Question

Assume that the population of human body temperatures has a mean of 98.6 degrees F and a standard deviation of 0.62 degrees F. If a sample of size n = 106 is randomly selected, find the probability of getting a mean temperature of 98.2 degrees F or lower.

Answer 1

Answer:

0% probability of getting a mean temperature of 98.2 degrees F or lower.

Step-by-step explanation:

The Central Limit Theorem estabilishes that, for a random variable X, with mean $\mu$ and standard deviation $\sigma$, a large sample size can be approximated to a normal distribution with mean $\mu$ and standard deviation $\frac{\sigma}{\sqrt{n}}$.

Normal probability distribution

Problems of normally distributed samples can be solved using the z-score formula.

In a set with mean $\mu$ and standard deviation $\sigma$, the zscore of a measure X is given by:

$Z = \frac{X - \mu}{\sigma}$

The Z-score measures how many standard deviations the measure is from the mean. After finding the Z-score, we look at the z-score table and find the p-value associated with this z-score. This p-value is the probability that the value of the measure is smaller than X, that is, the percentile of X. Subtracting 1 by the pvalue, we get the probability that the value of the measure is greater than X.
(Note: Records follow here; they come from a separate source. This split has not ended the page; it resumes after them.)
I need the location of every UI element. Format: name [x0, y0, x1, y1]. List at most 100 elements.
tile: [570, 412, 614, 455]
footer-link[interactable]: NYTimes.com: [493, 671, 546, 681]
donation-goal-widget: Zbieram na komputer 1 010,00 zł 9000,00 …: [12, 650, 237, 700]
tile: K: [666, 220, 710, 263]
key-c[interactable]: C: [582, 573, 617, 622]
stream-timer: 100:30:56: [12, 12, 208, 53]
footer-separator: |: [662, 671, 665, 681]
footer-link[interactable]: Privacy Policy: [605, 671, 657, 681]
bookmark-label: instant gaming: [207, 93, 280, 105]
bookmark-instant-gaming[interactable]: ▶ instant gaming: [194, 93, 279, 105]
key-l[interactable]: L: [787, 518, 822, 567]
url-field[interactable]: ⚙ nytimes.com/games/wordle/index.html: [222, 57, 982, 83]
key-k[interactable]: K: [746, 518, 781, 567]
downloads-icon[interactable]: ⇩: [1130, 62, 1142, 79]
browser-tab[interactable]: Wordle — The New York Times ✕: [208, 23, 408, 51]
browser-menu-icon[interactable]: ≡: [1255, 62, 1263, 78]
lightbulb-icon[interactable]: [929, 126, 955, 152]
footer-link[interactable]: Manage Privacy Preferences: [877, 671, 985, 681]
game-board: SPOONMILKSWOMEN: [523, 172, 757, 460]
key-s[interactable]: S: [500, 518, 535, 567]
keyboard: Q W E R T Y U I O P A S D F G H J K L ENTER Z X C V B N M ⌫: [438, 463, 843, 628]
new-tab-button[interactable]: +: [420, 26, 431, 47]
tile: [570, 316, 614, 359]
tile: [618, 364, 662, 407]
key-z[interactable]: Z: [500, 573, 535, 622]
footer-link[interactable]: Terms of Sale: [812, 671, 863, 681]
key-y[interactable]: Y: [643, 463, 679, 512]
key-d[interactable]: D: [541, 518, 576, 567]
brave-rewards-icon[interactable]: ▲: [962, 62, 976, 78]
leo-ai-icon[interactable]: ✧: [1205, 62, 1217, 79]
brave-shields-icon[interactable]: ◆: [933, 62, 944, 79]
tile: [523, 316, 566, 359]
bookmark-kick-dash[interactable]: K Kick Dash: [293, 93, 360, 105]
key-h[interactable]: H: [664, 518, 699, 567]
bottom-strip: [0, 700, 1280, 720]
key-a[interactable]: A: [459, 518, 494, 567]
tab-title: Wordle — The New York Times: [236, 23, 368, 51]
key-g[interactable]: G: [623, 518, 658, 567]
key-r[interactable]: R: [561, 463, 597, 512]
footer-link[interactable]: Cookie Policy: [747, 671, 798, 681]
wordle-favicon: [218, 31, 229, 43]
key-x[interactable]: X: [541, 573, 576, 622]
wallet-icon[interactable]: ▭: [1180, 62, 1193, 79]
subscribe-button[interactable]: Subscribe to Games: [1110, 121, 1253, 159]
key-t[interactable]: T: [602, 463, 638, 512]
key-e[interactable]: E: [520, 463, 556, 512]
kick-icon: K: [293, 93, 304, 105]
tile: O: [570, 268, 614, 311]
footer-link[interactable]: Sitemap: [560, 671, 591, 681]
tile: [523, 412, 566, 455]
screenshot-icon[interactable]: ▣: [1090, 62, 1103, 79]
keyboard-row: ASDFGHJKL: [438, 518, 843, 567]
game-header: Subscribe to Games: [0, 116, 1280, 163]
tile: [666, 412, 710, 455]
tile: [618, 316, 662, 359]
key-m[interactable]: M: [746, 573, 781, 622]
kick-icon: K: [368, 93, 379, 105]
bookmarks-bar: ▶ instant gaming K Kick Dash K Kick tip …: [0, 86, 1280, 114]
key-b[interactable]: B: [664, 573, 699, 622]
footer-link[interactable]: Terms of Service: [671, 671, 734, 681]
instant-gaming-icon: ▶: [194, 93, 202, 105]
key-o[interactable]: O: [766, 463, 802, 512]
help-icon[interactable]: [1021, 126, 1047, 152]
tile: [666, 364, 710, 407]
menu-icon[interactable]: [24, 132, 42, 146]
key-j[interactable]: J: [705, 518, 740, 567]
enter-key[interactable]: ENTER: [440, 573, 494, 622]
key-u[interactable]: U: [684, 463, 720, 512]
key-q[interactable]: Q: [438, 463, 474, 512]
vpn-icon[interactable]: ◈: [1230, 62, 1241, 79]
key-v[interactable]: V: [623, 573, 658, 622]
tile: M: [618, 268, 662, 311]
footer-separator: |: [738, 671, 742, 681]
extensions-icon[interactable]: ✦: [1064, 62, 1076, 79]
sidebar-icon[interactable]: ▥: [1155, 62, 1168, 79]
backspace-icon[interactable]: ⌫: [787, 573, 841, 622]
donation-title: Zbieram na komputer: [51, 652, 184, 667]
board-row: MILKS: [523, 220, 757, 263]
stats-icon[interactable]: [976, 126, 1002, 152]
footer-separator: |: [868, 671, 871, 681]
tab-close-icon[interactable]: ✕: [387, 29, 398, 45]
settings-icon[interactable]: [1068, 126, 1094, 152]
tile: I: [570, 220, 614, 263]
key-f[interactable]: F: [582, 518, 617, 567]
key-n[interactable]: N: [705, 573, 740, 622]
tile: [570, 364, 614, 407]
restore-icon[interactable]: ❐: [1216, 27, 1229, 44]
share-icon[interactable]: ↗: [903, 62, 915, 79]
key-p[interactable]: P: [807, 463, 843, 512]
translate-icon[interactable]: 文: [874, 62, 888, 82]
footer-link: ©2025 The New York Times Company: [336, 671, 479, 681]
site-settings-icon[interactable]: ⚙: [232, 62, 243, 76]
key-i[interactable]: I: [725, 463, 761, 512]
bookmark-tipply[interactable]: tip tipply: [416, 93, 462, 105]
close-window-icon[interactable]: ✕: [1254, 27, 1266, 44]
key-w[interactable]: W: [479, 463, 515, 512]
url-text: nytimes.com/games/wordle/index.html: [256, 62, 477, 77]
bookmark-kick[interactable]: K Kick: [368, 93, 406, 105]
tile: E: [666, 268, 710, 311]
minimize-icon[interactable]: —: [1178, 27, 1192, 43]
In this problem, we have that:

$\mu = 98.6, \sigma = 0.62, n = 106, s = \frac{0.62}{\sqrt{106}} = 0.06$

Find the probability of getting a mean temperature of 98.2 degrees F or lower.

This is the pvalue of Z when X = 98.2. So

$Z = \frac{X - \mu}{s}$

$Z = \frac{98.2 - 98.6}{0.06}$

$Z = -6.67$

$Z = -6.67$ has a pvalue of 0.

So there is a 0% probability of getting a mean temperature of 98.2 degrees F or lower.